5.1.5 Tingkat pemanfaatan komersial spesies tumbuhan liar
Pemanfaatan komersial spesies tumbuhan liar yang dilakukan oleh masyarakat merupakan kegiatan yang ditujukan untuk mendapatkan nilai ekonomi
berupa uang dari pemanfaatan satu atau beberapa spesies tumbuhan liar yang memiliki manfaat komersial. Freese 1998 menyatakan bahwa manfaat komersial
merupakan satu atau beberapa manfaat dari spesies tumbuhan liar yang sangat mempengaruhi motivasi seseorang atau banyak orang untuk mendapatkan
penghasilan. Hal ini berarti semakin besar motivasi seseorang untuk mendapatkan penghasilan maka akan berakibat pada semakin tinggi pemanfaatan terhadap
spesies tumbuhan liar yang memiliki nilai komersial.
Tingkat pemanfaatan yang tinggi jika dilakukan secara terus-menerus dan melebihi kemampuan regenerasi hutan akan menyebabkan perubahan struktur dan
fungsi hutan Andel Havinga 2008; Pei et al. 2009. Hal ini terutama ditujukan bagi pemanfaatan bagian batang karena akan mematikan individu pohon. Jika
kondisi tersebut yang terjadi, maka secara tidak langsung pemanfaatan yang dilakukan akan membawa dampak pada degradasi hutan. Kleine et al. 2009
menjelaskan bahwa degradasi hutan merupakan proses menurunnya atau menghilangnya fungsi hutan.

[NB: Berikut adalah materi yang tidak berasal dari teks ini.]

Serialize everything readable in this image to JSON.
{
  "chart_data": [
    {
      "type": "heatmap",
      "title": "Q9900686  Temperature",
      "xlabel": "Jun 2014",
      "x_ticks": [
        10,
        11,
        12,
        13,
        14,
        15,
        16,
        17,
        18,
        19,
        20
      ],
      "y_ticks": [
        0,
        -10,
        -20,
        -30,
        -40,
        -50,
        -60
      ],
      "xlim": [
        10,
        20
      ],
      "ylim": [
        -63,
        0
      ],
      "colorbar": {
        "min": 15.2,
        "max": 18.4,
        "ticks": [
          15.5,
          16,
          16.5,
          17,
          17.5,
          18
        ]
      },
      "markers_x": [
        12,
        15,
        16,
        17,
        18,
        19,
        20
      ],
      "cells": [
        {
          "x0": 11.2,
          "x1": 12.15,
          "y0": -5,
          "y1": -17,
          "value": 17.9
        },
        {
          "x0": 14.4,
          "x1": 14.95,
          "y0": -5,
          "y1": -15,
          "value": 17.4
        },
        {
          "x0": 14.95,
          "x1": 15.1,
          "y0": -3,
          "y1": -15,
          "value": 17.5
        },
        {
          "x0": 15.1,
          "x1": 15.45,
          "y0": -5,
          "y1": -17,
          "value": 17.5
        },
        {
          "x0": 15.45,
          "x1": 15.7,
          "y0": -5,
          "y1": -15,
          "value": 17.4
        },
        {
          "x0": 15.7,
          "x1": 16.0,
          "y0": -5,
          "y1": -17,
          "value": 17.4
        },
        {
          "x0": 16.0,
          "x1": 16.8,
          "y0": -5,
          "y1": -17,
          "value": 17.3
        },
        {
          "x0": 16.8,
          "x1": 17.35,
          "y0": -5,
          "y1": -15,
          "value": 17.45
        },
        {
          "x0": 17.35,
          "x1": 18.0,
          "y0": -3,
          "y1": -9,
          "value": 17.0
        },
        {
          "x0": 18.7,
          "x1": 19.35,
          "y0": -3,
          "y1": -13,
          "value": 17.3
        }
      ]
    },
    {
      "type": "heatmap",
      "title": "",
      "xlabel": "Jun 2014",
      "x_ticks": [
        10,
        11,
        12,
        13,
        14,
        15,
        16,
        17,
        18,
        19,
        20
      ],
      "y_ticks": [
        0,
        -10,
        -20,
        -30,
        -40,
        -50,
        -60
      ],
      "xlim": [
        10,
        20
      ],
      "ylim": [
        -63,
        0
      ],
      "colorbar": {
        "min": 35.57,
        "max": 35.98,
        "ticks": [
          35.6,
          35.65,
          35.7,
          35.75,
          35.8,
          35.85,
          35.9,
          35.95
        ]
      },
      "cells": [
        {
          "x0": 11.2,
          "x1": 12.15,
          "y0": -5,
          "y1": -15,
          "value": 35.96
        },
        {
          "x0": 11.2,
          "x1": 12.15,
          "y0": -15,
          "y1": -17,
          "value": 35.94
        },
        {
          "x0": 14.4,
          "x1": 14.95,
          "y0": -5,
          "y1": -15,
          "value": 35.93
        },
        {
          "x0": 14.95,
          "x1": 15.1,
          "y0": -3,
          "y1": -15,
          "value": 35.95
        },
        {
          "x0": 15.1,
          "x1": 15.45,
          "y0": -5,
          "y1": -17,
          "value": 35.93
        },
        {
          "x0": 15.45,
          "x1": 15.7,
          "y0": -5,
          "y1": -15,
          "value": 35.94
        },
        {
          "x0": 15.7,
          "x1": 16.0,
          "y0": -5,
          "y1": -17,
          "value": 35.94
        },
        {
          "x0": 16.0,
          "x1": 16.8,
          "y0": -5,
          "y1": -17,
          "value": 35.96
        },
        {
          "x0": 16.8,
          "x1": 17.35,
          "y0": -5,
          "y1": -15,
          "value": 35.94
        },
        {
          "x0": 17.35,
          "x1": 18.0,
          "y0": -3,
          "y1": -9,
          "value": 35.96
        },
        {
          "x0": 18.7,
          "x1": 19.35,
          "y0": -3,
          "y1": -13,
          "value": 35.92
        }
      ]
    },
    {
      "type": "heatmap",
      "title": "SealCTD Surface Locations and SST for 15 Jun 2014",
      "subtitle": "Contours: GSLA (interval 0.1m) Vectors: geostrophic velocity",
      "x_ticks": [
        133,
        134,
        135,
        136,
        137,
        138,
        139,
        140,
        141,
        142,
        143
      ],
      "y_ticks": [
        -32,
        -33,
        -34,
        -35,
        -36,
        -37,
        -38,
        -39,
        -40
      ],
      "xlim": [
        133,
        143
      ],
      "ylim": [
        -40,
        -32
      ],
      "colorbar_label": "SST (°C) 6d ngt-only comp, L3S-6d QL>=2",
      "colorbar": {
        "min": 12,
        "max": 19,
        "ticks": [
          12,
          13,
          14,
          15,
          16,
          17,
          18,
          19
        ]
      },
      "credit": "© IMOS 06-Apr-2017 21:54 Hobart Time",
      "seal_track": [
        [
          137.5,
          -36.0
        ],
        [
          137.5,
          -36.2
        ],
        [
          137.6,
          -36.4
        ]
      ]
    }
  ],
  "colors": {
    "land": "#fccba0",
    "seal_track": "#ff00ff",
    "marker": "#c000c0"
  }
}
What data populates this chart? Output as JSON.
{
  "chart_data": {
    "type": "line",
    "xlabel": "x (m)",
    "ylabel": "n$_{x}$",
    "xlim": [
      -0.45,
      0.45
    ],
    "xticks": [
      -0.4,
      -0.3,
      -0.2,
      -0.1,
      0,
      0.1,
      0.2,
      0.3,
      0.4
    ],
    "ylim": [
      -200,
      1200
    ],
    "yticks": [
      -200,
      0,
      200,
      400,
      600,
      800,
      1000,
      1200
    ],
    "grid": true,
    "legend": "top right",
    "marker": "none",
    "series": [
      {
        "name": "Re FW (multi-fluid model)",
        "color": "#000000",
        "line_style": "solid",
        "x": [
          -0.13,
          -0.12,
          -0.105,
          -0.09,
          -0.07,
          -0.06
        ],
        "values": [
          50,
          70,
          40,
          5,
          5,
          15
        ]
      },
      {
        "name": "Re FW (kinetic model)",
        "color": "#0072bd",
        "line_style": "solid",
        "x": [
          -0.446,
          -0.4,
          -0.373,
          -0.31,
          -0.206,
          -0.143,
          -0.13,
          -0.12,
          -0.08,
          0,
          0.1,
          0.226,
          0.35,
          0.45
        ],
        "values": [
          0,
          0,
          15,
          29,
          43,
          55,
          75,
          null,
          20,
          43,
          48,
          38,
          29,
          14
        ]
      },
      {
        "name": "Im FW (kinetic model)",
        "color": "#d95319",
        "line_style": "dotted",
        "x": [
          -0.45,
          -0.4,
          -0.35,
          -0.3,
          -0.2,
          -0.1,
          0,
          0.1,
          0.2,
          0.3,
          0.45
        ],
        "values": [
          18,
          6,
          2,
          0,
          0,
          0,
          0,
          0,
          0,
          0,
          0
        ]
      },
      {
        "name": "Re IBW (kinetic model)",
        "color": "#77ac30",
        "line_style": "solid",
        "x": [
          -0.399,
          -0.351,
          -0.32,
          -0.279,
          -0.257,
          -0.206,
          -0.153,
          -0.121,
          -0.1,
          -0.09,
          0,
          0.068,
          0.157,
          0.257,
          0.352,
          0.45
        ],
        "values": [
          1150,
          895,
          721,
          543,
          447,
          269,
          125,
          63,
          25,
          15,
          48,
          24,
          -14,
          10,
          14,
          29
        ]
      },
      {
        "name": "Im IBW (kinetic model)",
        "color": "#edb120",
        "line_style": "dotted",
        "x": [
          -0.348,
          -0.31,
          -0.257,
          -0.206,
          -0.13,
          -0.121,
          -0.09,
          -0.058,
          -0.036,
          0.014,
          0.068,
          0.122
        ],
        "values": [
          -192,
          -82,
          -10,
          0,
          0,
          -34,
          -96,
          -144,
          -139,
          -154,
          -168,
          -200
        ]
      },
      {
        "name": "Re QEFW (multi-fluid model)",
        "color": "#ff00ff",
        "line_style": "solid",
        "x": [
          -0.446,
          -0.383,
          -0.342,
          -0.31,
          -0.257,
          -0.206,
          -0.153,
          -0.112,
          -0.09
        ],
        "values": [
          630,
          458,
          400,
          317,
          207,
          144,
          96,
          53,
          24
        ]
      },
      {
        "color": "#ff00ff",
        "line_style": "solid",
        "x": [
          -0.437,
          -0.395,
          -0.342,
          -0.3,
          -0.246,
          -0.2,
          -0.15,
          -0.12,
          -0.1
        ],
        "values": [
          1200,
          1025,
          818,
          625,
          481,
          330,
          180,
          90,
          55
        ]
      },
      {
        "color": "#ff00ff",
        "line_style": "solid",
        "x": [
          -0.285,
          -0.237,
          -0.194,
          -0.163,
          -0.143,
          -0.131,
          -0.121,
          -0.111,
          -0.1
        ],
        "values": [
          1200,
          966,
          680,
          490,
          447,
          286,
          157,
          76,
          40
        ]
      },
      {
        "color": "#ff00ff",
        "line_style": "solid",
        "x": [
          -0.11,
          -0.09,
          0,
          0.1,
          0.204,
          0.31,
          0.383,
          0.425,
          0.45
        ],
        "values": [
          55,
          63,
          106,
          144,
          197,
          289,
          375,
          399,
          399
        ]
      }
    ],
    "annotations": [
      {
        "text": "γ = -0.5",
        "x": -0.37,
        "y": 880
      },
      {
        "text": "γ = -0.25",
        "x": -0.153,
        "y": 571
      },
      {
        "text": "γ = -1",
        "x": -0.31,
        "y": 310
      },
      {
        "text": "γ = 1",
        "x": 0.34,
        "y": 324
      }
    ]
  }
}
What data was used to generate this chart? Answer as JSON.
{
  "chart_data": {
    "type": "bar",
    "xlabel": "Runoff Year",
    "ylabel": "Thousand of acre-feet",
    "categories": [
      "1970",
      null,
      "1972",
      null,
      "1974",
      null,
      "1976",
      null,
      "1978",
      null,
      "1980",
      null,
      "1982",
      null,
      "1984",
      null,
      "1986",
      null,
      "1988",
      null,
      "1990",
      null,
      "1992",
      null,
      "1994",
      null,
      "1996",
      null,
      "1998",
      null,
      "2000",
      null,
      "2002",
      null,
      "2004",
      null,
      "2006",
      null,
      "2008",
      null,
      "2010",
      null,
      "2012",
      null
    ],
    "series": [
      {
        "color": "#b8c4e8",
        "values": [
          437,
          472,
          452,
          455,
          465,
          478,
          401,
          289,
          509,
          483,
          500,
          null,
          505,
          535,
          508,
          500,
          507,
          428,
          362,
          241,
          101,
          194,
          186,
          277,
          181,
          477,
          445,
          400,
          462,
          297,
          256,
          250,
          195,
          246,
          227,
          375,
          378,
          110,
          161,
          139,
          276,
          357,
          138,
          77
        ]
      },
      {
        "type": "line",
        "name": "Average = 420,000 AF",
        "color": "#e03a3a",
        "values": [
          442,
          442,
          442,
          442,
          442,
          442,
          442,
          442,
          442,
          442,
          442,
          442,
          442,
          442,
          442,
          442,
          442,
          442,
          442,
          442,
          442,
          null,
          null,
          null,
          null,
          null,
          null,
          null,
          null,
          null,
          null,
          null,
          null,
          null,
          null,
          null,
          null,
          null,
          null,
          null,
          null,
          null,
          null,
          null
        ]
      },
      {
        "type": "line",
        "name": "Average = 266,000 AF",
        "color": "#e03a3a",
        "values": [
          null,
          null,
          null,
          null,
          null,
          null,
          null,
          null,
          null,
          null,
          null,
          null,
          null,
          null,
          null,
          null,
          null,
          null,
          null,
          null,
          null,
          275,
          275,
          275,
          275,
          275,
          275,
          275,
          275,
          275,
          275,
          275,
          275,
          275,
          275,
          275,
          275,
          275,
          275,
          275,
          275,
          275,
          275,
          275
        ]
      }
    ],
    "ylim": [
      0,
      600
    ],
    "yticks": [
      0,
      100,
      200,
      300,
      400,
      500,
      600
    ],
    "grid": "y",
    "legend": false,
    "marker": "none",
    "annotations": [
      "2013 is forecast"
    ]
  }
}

Terdapat beberapa spesies tumbuhan yang dimanfaatkan secara komersial oleh masyarakat Baduy yaitu asam ranji Dialium indum, kadu Durio
zibethinus, dan peuteuy Parkia speciosa. Bagian tumbuhan yang dimanfaatkan dari ketiga spesies tersebut adalah buah. Berdasarkan hasil analisis data diketahui
tingkat pemanfaatan komersial spesies tumbuhan liar RUIs oleh masyarakat Baduy sebesar 1,27 Lampiran 9. Rendahnya nilai tersebut dipengaruhi oleh
beberapa faktor. Pertama, didalam peraturan adat Baduy terdapat larangan menebang pohon dari hutan lindung untuk tujuan komersial, sehingga tidak ada
masyarakat Baduy yang melakukan penebangan pohon dari hutan lindung untuk dijual. Hal ini mereka lakukan karena ketaatan terhadap adat, takut terkena
bencana atau musibah atau penyakit, dan akan terkena sanksi sosial dari masyarakat yang ada di sekitarnya jika melakukan pelanggaran.
Kedua, pemanfaatan terhadap bagian lain dari tumbuhan boleh dilakukan dengan didasari oleh aturan tertentu. Aturan ini berfungsi untuk mencegah
terjadinya pemanfaatan yang berlebihan dan bersifat eksploitatif. Salah satu aturan yang dibuat oleh masyarakat Baduy adalah menentukan waktu pemanenan buah,
khususnya buah asam ranji D. indum. Bagi buah kadu D. zibethinus dan peuteuy P. speciosa, pengambilannya dapat dilakukan di setiap musim karena
spesies ini sudah banyak dibudidayakan sehingga ketersediaannya melimpah. Pengambilan dari hutan lindung ditujukan agar buah yang dihasilkan oleh kedua
spesies tersebut tidak terbuang percuma dan dapat dimanfaatkan. Berbeda dengan asam ranji D. indum yang puncak musim panennya
dilakukan jika jangka waktu sudah mencapai tujuh tahun dari waktu panen sebelumnya. Penetapan musim panen dilakukan untuk mengurangi tekanan
terhadap hutan lindung, membatasi panen liar, dan memberikan waktu bagi hutan untuk melakukan regenerasi, khususnya bagi pohon yang dimanfaatkan. Cara
yang dikembangkan oleh masyarakat Baduy untuk mengambil buah asam ranji D. indum sangat menarik yaitu dengan cara tutuhan memotong percabangan
yang memiliki banyak buah. Cara ini dikembangkan karena lebih praktis dan tidak memakan waktu yang lama. Selain itu, dengan cara memotong cabang
diharapkan akan menumbuhkan tunas-tunas baru yang sehat dan produktif sehingga pohon tetap menghasilkan buah dalam jumlah banyak. Berbagai
penjelasan di atas menunjukkan bahwa pemanfaatan komersial spesies tumbuhan liar yang dilakukan oleh masyarakat Baduy tidak mengarah pada degradasi hutan.